The Nuchal Translucency (NT) scan is a prenatal screening tool offered during the first trimester of pregnancy. This non-invasive ultrasound assesses a fetus’s risk for certain chromosomal conditions, primarily Down syndrome (Trisomy 21), Trisomy 18, and Trisomy 13. As a screening test, its purpose is to calculate a risk probability, not to provide a definitive diagnosis. The accuracy of the NT scan depends on how it is performed and whether its results are combined with other factors.
Defining the Nuchal Translucency Measurement
The NT scan measures the fluid-filled space located at the back of the fetus’s neck. While all fetuses have some fluid here, an increased measurement is associated with a higher likelihood of genetic or structural conditions. The procedure must be performed between 11 weeks and 13 weeks and 6 days of gestation. This timing is important because the fluid begins to be reabsorbed after 14 weeks, making accurate measurement impossible.
The NT measurement is only one part of the risk assessment. To improve accuracy, it is often combined with maternal age and a blood test, forming the Combined First Trimester Screening. This approach analyzes the mother’s blood for two specific markers: Pregnancy-Associated Plasma Protein-A (PAPP-A) and free beta-human chorionic gonadotropin (hCG). The levels of these biochemical markers, along with the NT measurement and maternal age, are statistically analyzed to generate the final risk ratio.
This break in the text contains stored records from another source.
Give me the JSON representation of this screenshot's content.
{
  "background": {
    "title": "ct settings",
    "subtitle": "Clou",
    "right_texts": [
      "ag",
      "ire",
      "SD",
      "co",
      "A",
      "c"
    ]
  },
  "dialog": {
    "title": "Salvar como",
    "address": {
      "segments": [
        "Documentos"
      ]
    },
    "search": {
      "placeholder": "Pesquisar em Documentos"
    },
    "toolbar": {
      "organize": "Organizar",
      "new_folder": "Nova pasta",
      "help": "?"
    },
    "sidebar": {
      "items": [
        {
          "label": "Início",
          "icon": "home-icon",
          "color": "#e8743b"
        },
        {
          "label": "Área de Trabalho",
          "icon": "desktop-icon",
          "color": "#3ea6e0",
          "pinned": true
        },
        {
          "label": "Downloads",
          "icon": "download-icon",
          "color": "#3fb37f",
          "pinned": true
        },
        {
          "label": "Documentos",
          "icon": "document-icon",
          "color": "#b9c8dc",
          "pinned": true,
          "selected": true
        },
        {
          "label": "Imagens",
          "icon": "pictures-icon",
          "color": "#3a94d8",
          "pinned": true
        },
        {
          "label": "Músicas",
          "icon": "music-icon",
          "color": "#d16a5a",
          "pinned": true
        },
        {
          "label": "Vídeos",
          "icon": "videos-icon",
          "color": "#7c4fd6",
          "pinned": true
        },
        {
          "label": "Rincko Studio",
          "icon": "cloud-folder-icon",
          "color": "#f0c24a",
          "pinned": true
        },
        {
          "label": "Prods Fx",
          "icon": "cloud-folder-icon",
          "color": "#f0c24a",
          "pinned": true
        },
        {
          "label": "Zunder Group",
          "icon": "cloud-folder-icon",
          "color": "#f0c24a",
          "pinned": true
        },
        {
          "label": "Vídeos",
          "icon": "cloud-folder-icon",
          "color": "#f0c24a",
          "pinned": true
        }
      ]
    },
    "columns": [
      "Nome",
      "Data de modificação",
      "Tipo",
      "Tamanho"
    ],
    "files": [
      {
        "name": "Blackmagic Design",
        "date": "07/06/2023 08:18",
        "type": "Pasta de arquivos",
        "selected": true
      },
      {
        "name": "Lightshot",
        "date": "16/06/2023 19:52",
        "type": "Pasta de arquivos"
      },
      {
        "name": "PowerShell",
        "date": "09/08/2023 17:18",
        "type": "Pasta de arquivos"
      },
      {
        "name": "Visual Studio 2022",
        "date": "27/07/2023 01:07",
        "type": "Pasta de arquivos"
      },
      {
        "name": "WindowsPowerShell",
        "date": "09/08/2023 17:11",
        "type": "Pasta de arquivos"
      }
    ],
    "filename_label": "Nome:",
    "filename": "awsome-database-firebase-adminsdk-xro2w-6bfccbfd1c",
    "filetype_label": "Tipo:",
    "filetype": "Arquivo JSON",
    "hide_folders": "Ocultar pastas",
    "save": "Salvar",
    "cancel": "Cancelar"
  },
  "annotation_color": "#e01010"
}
Interpreting NT Scan Reliability
The accuracy of the NT scan is measured by its performance as a screening tool. When used alone, the NT measurement has a detection rate (sensitivity) of approximately 70% to 75% for Down syndrome. This means it correctly identifies three out of every four affected pregnancies as high-risk. The standalone NT scan also has a false positive rate of around 5%, meaning about one in twenty healthy pregnancies is incorrectly flagged as high risk.
The reliability increases significantly when the NT scan is combined with the maternal blood markers (PAPP-A and hCG). This Combined First Trimester Screening typically achieves a detection rate of around 90% for Down syndrome, with a false positive rate remaining low, often around 4% to 5%. The test result is presented as a statistical risk ratio, such as 1 in 500. A low-risk result means the probability of the condition is very low, though it does not guarantee a healthy outcome.
A false negative represents the small percentage of affected pregnancies that the screening test misses. Even with the combined screening’s high detection rate, an affected fetus may still receive a low-risk result. A high-risk result signals an elevated probability, not a definite diagnosis, and typically leads to follow-up testing.
Contextualizing Results with Follow-Up Testing
The NT scan, even when combined with blood tests, remains a screening tool that only estimates risk. A high-risk result does not confirm a diagnosis, but rather indicates that further, more definitive testing should be considered. This next step involves diagnostic tests, which provide a clear yes or no answer regarding the presence of a chromosomal condition.
Non-Invasive Prenatal Testing (NIPT)
One common first step after an elevated risk is Non-Invasive Prenatal Testing (NIPT), also known as cell-free DNA (cfDNA) testing. This blood test analyzes fragments of the fetus’s DNA circulating in the mother’s bloodstream to screen for chromosomal abnormalities.
Invasive Diagnostic Procedures
If a definitive diagnosis is required, the options involve invasive procedures: Chorionic Villus Sampling (CVS) or Amniocentesis. CVS is typically performed earlier in pregnancy and involves taking a tissue sample from the placenta. Amniocentesis is usually performed later and involves sampling the amniotic fluid surrounding the fetus. These diagnostic procedures carry a small risk of complication but offer a confirmed genetic result.